E’ noto che il rapporto fra critica videoludica ed i publisher è sempre stato un legame a doppio filo:  se i principali canali d’informazione specializzata sono spesso in grado di spostare una quota consistente delle vendite, determinando il successo o il fallimento di un gioco prima ancora che questo arrivi sugli scaffali, è anche vero che proprio i publisher sono la principale fonte di reddito di giornali e siti, con campagne pubblicitarie che spesso possono superare la decenza per invasività all’interno di una testata.

Un’inter-dipendenza che presenta però un alto rischio di regredire a mèra complicità, ai danni di chi i videogiochi li compra e si affida alla critica per decidere dove spendere meglio i propri soldi.

Tutto il sistema infatti si fonda sulla fiducia dei lettori nelle fonti d’informazione, fiducia che può però facilmente venir meno quando i succitati legami emergono in modo troppo sguaiato ed evidente passando dalla critica alla reclamizzazione.

La manifestazione più tristemente famosa e recente di questo malcostume è il caso Gamespot-Eidos: Gamespot osò pubblicare una recensione tutt’altro che entusiastica di Kane & Lynch, titolo di punta Eidos per il Natale 2007, e per tutta risposta il publisher britannico minacciò di annullare la massiccia campagna pubblicitaria del titolo già in corso nel sito. Il sito si pronò prontamente con l’istantaneo licenziamento di Jeff Gerstmann, al tempo direttore editoriale nonchè autore della recensione, ma la cosa scatenò giustamente le ire dei lettori del sito che improvvisamente si sentirono poco più che vacche da mungere.
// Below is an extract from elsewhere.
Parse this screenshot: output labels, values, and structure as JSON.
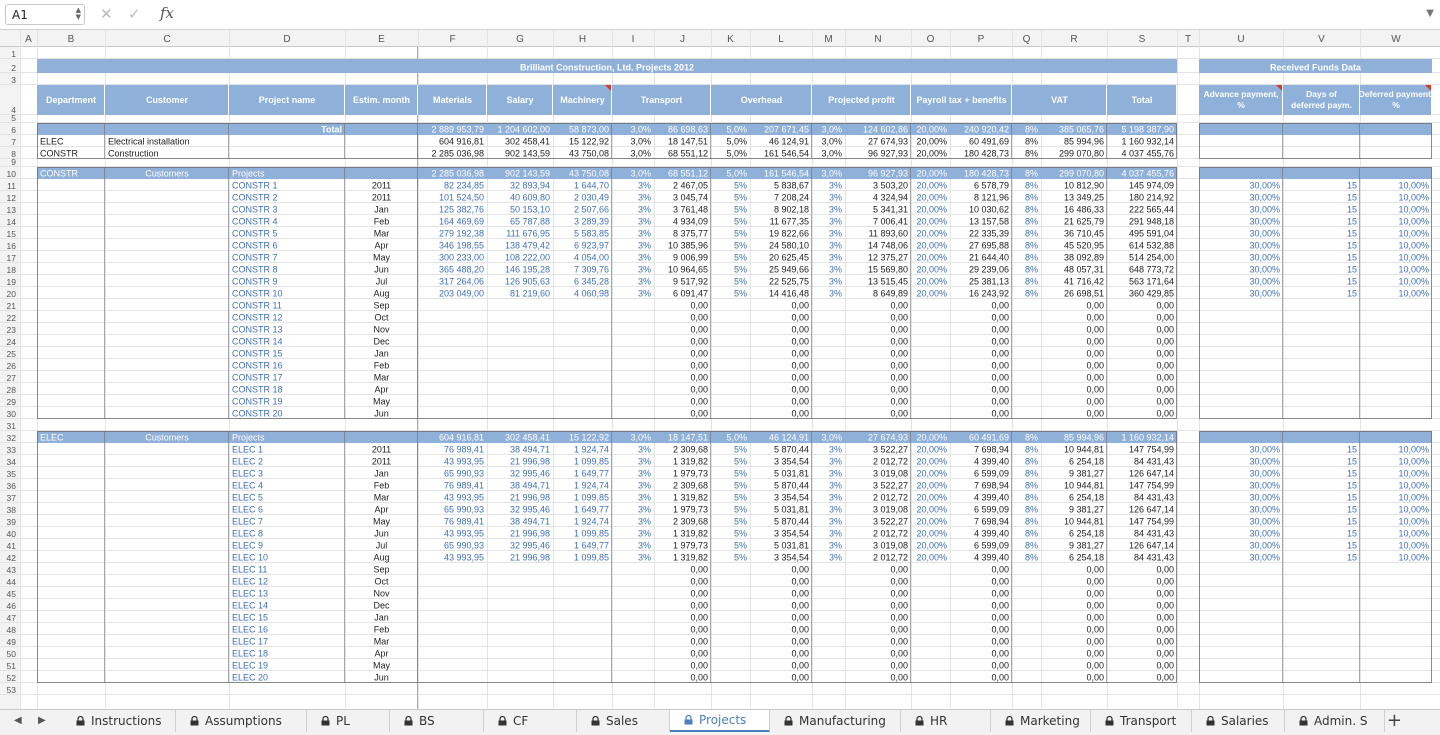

Un equilibrio delicato quindi, la cui decadenza può essere evitata solo dalla virtuosità di editori e giornalisti, e un nervo perennemente scoperto in un ambito sempre più economicamente importante e quindi concorrenziale e spietato, all’interno del quale possono sorgere guerre intestine e sfide incentrate sulla credibilità.

Proprio in questo senso è possibile inquadrare il recente attacco a Famitsu da parte di Kotaku.

La prima è la più autorevole e longeva rivista di VG giapponese, i cui voti sono in grado di aumentare o affossare le vendite di un determinato titolo in Giappone (che da solo rappresenta uno dei tre principali mercati videoludici mondiali) e la cui influenza è ben rappresentata dalle sue vendite, che si aggirano sulle 500.000 copie settimanali; Il secondo è forse il più importante blog di notizie legate al videogame presente sulla rete, almeno per quel che riguarda il mondo occidentale. Una sorta di scontro fra titani quindi.

Tutto nasce dal recentissimo perfect score ottenuto da Metal Gear Solid: Peace Walker sulla rivista giapponese: un punteggio ambitissimo, assegnato negli ultimi 12 anni soltanto ad altri 13 titoli, e foriero di vendite stratosferiche per l’ultimo titolo di Kojima Productions.

Quello che non è proprio andata giù a Kotaku, e che espone in un editoriale non molto amichevolmente intitolato “Non credete ai voti delle recensioni di questa rivista” sono i legami un po’ troppo stretti fra gioco e periodico.

In particolare a destare scandalo è stata non tanto la comparsa del settimanale all’interno del gioco, peraltro presente assieme ad altre sponsorizzazioni di brand come Axe, Doritos, o Dengeki (altra rivista videoludica made in Japan) e già di per sè poco edificante, quanto il coinvolgimento diretto di Hirokazu Hamamura, presidente di Enterbrain e quindi editore di Famitsu, nella campagna promozionale del titolo in questione, tanto da apparire in prima persona nelle pubblicità cartacee dedicate al titolo Konami e persino nel sito ufficiale del gioco.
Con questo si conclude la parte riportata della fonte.